Function.prototype.bind()

  • Revision slug: JavaScript/Reference/Global_Objects/Function/bind
  • Revision title: bind
  • Revision id: 5003
  • Created:
  • Creator: Fatbrain
  • Is current revision? No
  • Comment Removed unnecessary comment about partial-implementation limitation from the compatibility code-snippet.; 29 words removed

Revision Content

{{ js_minversion_header("1.8.5") }}

This method is compliant with ECMAScript 5.

Summary

Creates a new function that, when called, itself calls this function in the context of the provided this value, with a given sequence of arguments preceding any provided when the new function was called.

Syntax

var bound = fun.bind(thisValue [, arg1 [, arg2 [...] ] ]);

Parameters

thisValue
The value to be passed as the this parameter to the target function when the bound function is called.  The value is ignored if the bound function is constructed using the new operator.
arg1, arg2, ...
Arguments to prepend to arguments provided to the bound function when invoking the target function.

Description

The bind function creates a new function (a bound function) that calls the function that is its this value (the bound function's target function) with a specified this parameter, which cannot be overridden. bind also accepts leading default arguments to provide to the target function when the bound function is called.  A bound function may also be constructed using the new operator: doing so acts as though the target function had instead been constructed.  The provided this value is ignored, while prepended arguments are provided to the emulated function.

Compatibility

bind is a recent addition to ECMA-262, 5th edition; as such it may not be present in all browsers. You can partially work around this by inserting the following code at the beginning of your scripts, allowing use of much of the functionality of bind in implementations that do not natively support it.

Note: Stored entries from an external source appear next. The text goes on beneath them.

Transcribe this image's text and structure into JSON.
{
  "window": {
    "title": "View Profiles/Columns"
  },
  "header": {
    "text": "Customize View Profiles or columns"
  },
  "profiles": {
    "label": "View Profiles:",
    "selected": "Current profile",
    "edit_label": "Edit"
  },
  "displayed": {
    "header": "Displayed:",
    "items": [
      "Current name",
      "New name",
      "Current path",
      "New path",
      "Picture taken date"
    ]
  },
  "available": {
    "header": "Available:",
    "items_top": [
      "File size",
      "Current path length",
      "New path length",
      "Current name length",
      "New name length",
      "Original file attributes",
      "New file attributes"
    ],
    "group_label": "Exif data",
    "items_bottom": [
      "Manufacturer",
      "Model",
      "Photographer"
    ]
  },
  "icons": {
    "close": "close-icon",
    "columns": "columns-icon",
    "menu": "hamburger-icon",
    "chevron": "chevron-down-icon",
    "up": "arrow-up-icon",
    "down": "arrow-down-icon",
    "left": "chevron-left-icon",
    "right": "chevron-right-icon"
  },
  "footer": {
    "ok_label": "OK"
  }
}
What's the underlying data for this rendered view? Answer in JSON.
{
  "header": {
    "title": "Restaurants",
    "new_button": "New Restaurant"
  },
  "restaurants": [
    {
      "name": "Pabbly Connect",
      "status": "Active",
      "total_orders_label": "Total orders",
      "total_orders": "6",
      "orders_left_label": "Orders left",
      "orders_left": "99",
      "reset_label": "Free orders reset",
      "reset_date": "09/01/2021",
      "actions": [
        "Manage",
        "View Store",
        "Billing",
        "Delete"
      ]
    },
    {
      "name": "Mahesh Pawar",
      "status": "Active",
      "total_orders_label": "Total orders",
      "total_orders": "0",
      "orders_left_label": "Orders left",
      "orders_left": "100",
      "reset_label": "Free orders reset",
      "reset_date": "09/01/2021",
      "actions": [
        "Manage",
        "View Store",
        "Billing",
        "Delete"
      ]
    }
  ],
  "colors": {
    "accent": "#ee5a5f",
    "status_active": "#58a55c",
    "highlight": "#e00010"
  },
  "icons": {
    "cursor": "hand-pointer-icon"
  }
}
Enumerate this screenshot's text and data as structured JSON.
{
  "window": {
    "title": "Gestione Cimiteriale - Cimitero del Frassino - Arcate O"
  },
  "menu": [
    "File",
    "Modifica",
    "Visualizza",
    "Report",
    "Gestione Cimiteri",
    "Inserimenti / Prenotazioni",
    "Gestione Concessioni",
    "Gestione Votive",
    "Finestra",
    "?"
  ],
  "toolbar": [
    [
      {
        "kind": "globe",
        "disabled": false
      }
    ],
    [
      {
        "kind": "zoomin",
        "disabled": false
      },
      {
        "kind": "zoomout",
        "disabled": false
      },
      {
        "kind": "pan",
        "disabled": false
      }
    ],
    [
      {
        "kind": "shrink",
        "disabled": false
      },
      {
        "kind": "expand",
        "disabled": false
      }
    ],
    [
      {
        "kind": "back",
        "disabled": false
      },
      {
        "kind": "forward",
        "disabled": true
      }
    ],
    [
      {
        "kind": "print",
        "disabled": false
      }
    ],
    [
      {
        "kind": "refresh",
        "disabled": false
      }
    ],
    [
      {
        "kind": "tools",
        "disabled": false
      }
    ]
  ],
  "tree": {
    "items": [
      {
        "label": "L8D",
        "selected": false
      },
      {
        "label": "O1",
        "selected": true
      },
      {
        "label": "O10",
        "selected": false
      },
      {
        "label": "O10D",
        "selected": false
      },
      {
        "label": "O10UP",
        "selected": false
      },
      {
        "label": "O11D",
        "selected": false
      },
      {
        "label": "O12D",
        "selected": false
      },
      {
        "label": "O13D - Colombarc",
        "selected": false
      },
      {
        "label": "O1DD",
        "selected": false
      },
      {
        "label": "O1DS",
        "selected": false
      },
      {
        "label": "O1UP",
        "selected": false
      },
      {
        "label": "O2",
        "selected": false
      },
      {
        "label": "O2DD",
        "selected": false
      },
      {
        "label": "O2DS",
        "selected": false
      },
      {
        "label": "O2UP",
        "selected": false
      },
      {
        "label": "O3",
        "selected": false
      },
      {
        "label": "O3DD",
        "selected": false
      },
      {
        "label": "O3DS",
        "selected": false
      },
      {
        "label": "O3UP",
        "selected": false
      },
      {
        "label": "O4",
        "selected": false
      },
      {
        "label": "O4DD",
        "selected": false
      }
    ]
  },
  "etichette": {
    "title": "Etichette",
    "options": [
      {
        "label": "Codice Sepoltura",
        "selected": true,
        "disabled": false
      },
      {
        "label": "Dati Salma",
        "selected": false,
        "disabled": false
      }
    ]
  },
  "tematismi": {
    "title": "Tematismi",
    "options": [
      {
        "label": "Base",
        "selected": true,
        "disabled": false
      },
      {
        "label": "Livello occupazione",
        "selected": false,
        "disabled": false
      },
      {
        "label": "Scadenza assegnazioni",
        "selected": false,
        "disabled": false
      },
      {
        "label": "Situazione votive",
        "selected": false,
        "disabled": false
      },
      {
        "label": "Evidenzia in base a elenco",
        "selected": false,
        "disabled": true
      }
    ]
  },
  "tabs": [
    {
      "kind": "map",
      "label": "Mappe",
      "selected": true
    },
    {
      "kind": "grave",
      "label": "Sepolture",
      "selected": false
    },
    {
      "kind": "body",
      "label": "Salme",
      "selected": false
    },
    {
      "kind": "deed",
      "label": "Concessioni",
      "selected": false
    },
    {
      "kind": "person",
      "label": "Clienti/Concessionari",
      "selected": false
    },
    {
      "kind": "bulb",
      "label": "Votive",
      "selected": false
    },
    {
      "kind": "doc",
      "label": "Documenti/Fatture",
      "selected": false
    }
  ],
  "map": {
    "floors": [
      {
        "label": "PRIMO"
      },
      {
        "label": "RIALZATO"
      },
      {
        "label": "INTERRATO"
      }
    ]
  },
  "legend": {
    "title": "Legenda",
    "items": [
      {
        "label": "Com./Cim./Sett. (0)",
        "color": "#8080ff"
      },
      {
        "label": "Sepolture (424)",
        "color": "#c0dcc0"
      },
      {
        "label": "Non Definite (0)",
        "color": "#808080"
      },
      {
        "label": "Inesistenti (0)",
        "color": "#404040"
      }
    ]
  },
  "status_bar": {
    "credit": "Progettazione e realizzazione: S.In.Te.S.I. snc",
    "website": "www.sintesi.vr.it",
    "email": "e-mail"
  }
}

// PARTIAL WORKAROUND for Function.prototype.bind
if (!Function.prototype.bind)
    Function.prototype.bind = function(context /*, arg1, arg2... */) {
        'use strict';
        if (typeof this !== 'function') throw new TypeError();
        var _arguments = Array.prototype.slice.call(arguments, 1),
            _this = this,
            _concat = Array.prototype.concat,
            _function = function() {
                return _this.apply(this instanceof _dummy ? this : context,
                    _concat.apply(_arguments, arguments));
            },
            _dummy = function() {};
        _dummy.prototype = _this.prototype;
        _function.prototype = new _dummy();
        return _function;
};

Some of the many differences (there may well be others, as this list does not seriously attempt to be exhaustive) between this algorithm and the specified algorithm are:

  • The partial implementation, when used with the new operator does not work correctly with the instanceof operator. Instances created using the unbounded constructor will not be an instance-of the bounded constructor.
  • The partial implementation relies upon a number of built-in methods and property names to have their original values.
  • The partial implementation creates functions that do not have immutable "poison pill" caller and arguments properties that throw a TypeError upon get, set, or deletion. (This could be added if the implementation supports Object.defineProperty, or partially implemented [without throw-on-delete behavior] if the implementation supports the __defineGetter__ and __defineSetter__ extensions.)
  • The partial implementation creates functions that have a prototype property. (Proper bound functions have none.)
  • The partial implementation creates bound functions whose length property does not agree with that mandated by ECMA-262: it creates functions with length 0, while a full implementation, depending on the length of the target function and the number of pre-specified arguments, may return a non-zero length.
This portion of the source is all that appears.